Tuesday, November 15, 2016

How Bad Will Trump Be for Climate Policy? - David Victor/MIT Technology Review

While the new president will be damaging to international coƶperation, the harm could be less than some fear.

David Victor (Credit: technologyreview.com) Click to Enlarge.
The timing could not have been worse.  On Monday of last week diplomats opened the 22nd Conference of the Parties to the Framework Convention on Climate Change in Morocco.  The meeting, known as “COP-22,” is the first high-level follow-up of the highly successful meeting a year earlier in Paris.  While the Paris Agreement opened a new approach to managing the climate problem, it left a long list of essential tasks undone.  COP-22 would help chip away at that list.

Then on Tuesday the American electorate stunned the world by voting for Donald Trump.  The news reverberated through COP-22 in Morocco and has inspired hand-wringing about what will happen if America abandons climate policy and many other areas of international politics.

The reality is that a Trump administration could be harmful to the mission of protecting the planet, but not fatal.

The harm will come from bombast and the inability of the United States to be a reliable partner and leader in international diplomacy.  The Trump presidency will probably see the United States roll back payments to the climate regime—a treaty organized under the United Nations, hardly a popular organization with libertarian Republicans.  The sums are relatively small (about $3 billion initially) but politically essential to demonstrating that the United States is committed to the process.  China and many other nations already have payment plans in place.
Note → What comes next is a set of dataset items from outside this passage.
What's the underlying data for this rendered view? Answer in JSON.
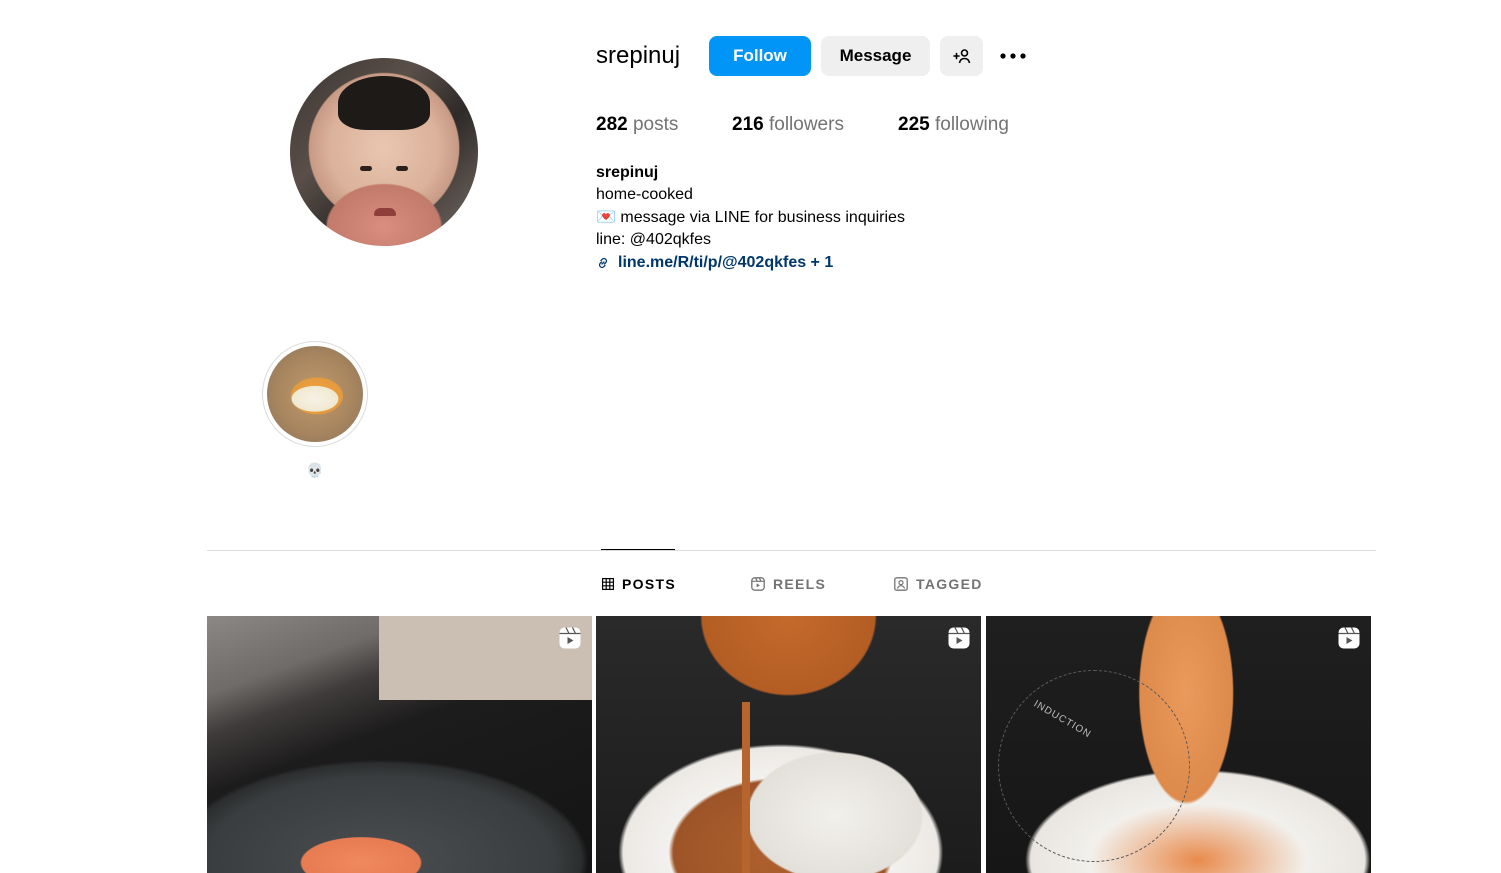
{
  "profile": {
    "username": "srepinuj",
    "follow_label": "Follow",
    "message_label": "Message",
    "stats": [
      {
        "count": "282",
        "label": "posts"
      },
      {
        "count": "216",
        "label": "followers"
      },
      {
        "count": "225",
        "label": "following"
      }
    ],
    "bio": {
      "name": "srepinuj",
      "line1": "home-cooked",
      "line2_emoji": "💌",
      "line2": "message via LINE for business inquiries",
      "line3": "line: @402qkfes",
      "link": "line.me/R/ti/p/@402qkfes + 1"
    }
  },
  "highlights": [
    {
      "title": "💀"
    }
  ],
  "tabs": [
    {
      "label": "POSTS",
      "icon": "grid-icon",
      "active": true
    },
    {
      "label": "REELS",
      "icon": "reels-icon",
      "active": false
    },
    {
      "label": "TAGGED",
      "icon": "tagged-icon",
      "active": false
    }
  ],
  "posts": [
    {
      "type": "reel",
      "subject": "salmon in pan"
    },
    {
      "type": "reel",
      "subject": "curry over rice"
    },
    {
      "type": "reel",
      "subject": "noodles",
      "overlay_text": "INDUCTION"
    }
  ],
  "colors": {
    "accent": "#0095f6",
    "link": "#00376b",
    "secondary_text": "#737373"
  }
}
The new Trump regime will also inflict harm, almost surely, by failing to provide leadership. The Paris Agreement was successful in part because it papered over disagreements and pushed into the future important tasks.  Paris worked because it is a “pledge and review” system—it gives countries flexibility to set their own commitments (known as “nationally determined contributions”) but then promises to review those efforts periodically to see what’s working. Pledge and review is highly suited to a problem like this—where many countries want to act but nobody is quite sure what’s best.  But this system only works if there are serious reviews, and it is unlikely that a Trump administration will provide the leadership needed to demonstrate good review mechanisms.

I’m not sure any other country will fill these gaps.  The European Union might play a bigger role, but the EU’s capacity to lead is hobbled by its own troubles at home—economic stagnation, divisions over immigration, Brexit and its contagions.  Norway will play a leadership role, as it always does, but country-wide review of economic policies is not a place where small countries can really be effective in guiding big countries (and big emitters).

China may emerge as the de facto leader in the climate regime, not just because it has the world’s largest emissions but also because the pledge and review system particularly suits its interests of wanting to show action while not becoming encumbered with inconvenient international commitments.  Over the last few years China has become a lot more vocal about the shape of the international climate regime—partly through its closer relationship with the United States and the bilateral efforts of these two countries to coƶperate on climate and energy topics even as the two governments disagree on so much else.